Figure 5. CAPE associated with ASC expressed endogenously and exogenously in the cell.

(A) The structure of biotin-tagged CA (BT-CA), biotin-tagged DMC (BT-DMC), and biotin-tagged DHC (BT-DHC). (B) LPS-primed BMDMs were treated with CAPE, BT-CA, BT-DMC, and BT-DHC (10 μM) for 1 hr and then stimulated with monosodium uric acid (MSU) crystals (500 μg/ml) for 6 hr. The cell culture supernatants were analyzed for secreted IL-1β using ELISA. The values represent the means ± SEM (n = 3). ^#Significantly different from vehicle alone, p < 0.0001. *Significantly different from MSU alone, p < 0.0001. (C) After BMDM cell lysates were treated with BT-CA, BT-DMC, and BT-DHC (1 μM) at room temperature for 4 hr, cell lysates were precipitated with NeutrAvidin beads and subjected to immunoblotting analysis. The amount of ASC expression in cell lysates were determined as “input”. CAPE (1 μM) was added to cell lysates treated with BT-CA. (D) After 293T cells were transfected with ASC-expression plasmids, the cell lysates were treated with BT-CA, BT-DMC, and BT-DHC (1 μM) at room temperature for 4 hr. The cell lysates were precipitated with NeutrAvidin beads and subjected to immunoblotting analysis. CAPE (1 μM) was added to cell lysates treated with BT-CA. (E) Sensograms of CAPE binding to recombinant ASC protein in the presence of detergent (0.005% Tween-20) were obtained from surface plasmon resonance (SPR) analysis. Different concentrations of CAPE are presented as an overlay plot aligned at the start of injection. (F) The line graph of dose-binding response unit curve and the table showing kinetic parameters of the binding between CAPE and ASC calculated using a simple 1:1 interaction model were from SPR analysis in (E). The maximal expected binding level (Rmax^c) was calculated by Biocore T200 evaluation software and Rmax^e value was obtained from experimental maximum response unit. Veh, vehicle. P, precipitation. IB, immunoblotting. WB, western blotting.

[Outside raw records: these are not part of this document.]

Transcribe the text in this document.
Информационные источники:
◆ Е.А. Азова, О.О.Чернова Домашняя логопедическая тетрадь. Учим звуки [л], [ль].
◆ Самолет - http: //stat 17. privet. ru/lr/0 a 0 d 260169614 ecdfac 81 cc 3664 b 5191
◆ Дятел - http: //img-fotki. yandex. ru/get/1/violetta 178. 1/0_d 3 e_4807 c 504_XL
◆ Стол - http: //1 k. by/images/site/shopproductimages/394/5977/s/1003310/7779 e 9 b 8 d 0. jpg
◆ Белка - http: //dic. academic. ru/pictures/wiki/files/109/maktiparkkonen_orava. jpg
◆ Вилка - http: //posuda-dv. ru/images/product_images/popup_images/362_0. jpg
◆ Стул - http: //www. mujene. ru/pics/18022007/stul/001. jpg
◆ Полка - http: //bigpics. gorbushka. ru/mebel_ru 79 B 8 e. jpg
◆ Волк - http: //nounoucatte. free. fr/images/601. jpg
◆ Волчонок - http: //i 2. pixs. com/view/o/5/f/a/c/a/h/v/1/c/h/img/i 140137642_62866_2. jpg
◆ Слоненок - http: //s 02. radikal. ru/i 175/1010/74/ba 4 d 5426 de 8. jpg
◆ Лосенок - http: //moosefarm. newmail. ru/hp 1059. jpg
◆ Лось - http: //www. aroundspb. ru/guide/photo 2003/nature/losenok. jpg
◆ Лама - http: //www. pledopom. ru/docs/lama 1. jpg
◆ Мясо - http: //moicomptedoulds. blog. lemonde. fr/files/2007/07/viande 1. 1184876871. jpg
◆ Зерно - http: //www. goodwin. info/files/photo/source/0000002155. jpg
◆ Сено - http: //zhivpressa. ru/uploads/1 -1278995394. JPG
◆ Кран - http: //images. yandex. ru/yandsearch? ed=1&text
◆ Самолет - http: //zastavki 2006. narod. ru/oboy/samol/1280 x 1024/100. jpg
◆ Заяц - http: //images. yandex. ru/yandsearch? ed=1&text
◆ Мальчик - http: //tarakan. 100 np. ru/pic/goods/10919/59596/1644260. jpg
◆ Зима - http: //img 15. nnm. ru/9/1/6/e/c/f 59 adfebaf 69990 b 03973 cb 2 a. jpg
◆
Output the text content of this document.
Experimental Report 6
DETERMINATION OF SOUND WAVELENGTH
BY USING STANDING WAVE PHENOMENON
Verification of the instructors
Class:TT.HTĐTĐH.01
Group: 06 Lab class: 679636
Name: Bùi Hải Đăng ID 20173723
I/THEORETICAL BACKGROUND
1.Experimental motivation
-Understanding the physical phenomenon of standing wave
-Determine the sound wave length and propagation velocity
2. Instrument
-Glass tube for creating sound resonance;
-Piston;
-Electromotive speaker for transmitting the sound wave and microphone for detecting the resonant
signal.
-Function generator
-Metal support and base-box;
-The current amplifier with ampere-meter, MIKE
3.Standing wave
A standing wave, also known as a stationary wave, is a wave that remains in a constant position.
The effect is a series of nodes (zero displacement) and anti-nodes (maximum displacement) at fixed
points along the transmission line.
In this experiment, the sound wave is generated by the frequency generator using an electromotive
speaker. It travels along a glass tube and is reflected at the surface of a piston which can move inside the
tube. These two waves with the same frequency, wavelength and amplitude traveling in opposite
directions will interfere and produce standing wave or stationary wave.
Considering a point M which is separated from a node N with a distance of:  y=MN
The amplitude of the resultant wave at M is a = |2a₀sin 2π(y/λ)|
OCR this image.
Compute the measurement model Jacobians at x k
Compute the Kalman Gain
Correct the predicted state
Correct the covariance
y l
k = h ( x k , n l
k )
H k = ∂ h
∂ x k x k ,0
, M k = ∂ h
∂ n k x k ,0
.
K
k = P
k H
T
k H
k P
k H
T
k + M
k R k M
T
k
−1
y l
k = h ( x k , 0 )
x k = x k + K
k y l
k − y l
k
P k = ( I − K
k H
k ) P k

Figure 6. CAPE blocks the interaction between NLRP3 and ASC.

(A) The chemical structure of CAPE and the proposed molecular docking model for CAPE binding to ASC. (B) Electrostatic surface binding model for CAPE and ASC. Red: negative charge, blue: positive charge. (C,D) BMDMs were primed with LPS (C, 500 ng/ml; D, 100 ng/ml) for 4 hr. Then, the cells were treated with CAPE for 1 hr, followed by stimulation with MSU (500 μg/ml) for 5 hr or ATP (5 mM) for 1 hr. Cell lysates were immunoprepitated with anti-ASC antibody followed by immunoblotting as indicated. Representative data from at least two independent experiments are presented.